EBOLA OUT BREAK IN AFRICA POISED TO EXPLODE
The Ebola virus
disease epidemic already devastating swaths of West Africa will likely get far
worse in the coming weeks and months unless international commitments are
significantly and immediately increased, new research led by Yale researchers
predicts.
The findings are
published in the Oct. 24 issue of The Lancet Infectious Diseases.
A team of seven
scientists from Yale's Schools of Public Health and Medicine and the Ministry
of Health and Social Welfare in Liberia developed a mathematical transmission
model of the viral disease and applied it to Liberia's most populous county,
Montserrado, an area already hard hit. The researchers determined that tens of
thousands of new Ebola cases -- and deaths -- are likely by Dec. 15 if the
epidemic continues on its present course.
"Our predictions
highlight the rapidly closing window of opportunity for controlling the
outbreak and averting a catastrophic toll of new Ebola cases and deaths in the
coming months," said Alison Galvani, professor of epidemiology at the
School of Public Health and the paper's senior author. "Although we might
still be within the midst of what will ultimately be viewed as the early phase
of the current outbreak, the possibility of averting calamitous repercussions
from an initially delayed and insufficient response is quickly eroding."
The model developed by
Galvani and colleagues projects as many as 170,996 total reported and
unreported cases of the disease, representing 12% of the overall population of
some 1.38 million people, and 90,122 deaths in Montserrado alone by Dec. 15. Of
these, the authors estimate 42,669 cases and 27,175 deaths will have been
reported by that time.
Much of this suffering
-- some 97,940 cases of the disease -- could be averted if the international
community steps up control measures immediately, starting Oct. 31, the model
predicts. This would require additional Ebola treatment center beds, a fivefold
increase in the speed with which cases are detected, and allocation of
protective kits to households of patients awaiting treatment center admission.
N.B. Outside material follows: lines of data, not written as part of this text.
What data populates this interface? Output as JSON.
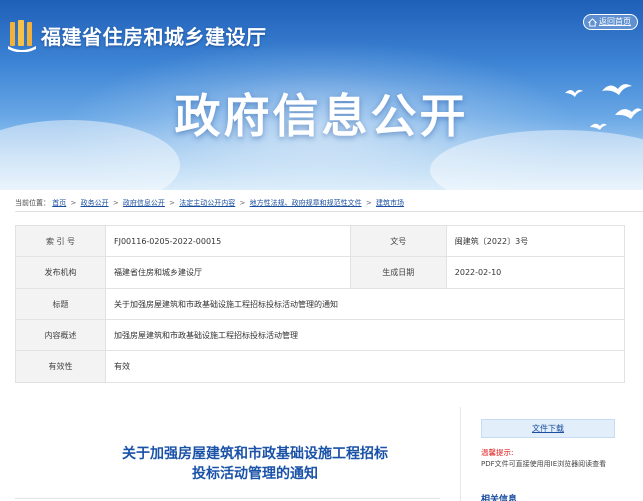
{
  "header": {
    "site_name": "福建省住房和城乡建设厅",
    "back_home": "返回首页",
    "banner_title": "政府信息公开"
  },
  "breadcrumb": {
    "prefix": "当前位置：",
    "items": [
      "首页",
      "政务公开",
      "政府信息公开",
      "法定主动公开内容",
      "地方性法规、政府规章和规范性文件",
      "建筑市场"
    ],
    "separator": ">"
  },
  "info": {
    "index_label": "索 引 号",
    "index_value": "FJ00116-0205-2022-00015",
    "doc_no_label": "文号",
    "doc_no_value": "闽建筑〔2022〕3号",
    "publisher_label": "发布机构",
    "publisher_value": "福建省住房和城乡建设厅",
    "date_label": "生成日期",
    "date_value": "2022-02-10",
    "title_label": "标题",
    "title_value": "关于加强房屋建筑和市政基础设施工程招标投标活动管理的通知",
    "summary_label": "内容概述",
    "summary_value": "加强房屋建筑和市政基础设施工程招标投标活动管理",
    "validity_label": "有效性",
    "validity_value": "有效"
  },
  "article": {
    "title_line1": "关于加强房屋建筑和市政基础设施工程招标",
    "title_line2": "投标活动管理的通知"
  },
  "sidebar": {
    "download_label": "文件下载",
    "tip_label": "温馨提示:",
    "tip_text": "PDF文件可直接使用用IE浏览器阅读查看",
    "related_label": "相关信息"
  },
  "colors": {
    "brand_blue": "#1a52a8",
    "banner_top": "#1f5fb8",
    "tip_red": "#e02020"
  }
}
The study predicts that, at best, just over half as many cases (53,957) can be
averted if the interventions are delayed to Nov. 15. Had all of these measures
been in place by Oct. 15, the model calculates that 137,432 cases in
Montserrado could have been avoided.
There have been
approximately 9,000 reported cases and 4,500 deaths from the disease in
Liberia, Sierra Leone, and Guinea since the latest outbreak began with a case
in a toddler in rural Guinea in December 2013. For the first time cases have
been confirmed among health-care workers treating patients in the United States
and parts of Europe.
"The current
global health strategy is woefully inadequate to stop the current volatile
Ebola epidemic," co-author Dr. Frederick Altice, professor of internal
medicine and public health added. "At a minimum, capable logisticians are
needed to construct a sufficient number of Ebola treatment units in order to
avoid the unnecessary deaths of tens, if not hundreds, of thousands of
people."
Other authors include
lead author Joseph Lewnard, Martial L. Ndeffo Mbah, Jorge A. Alfaro-Murillo,
Luke Bawo, and Tolbert G. Nyenswah.
The National
Institutes of Health funded the study.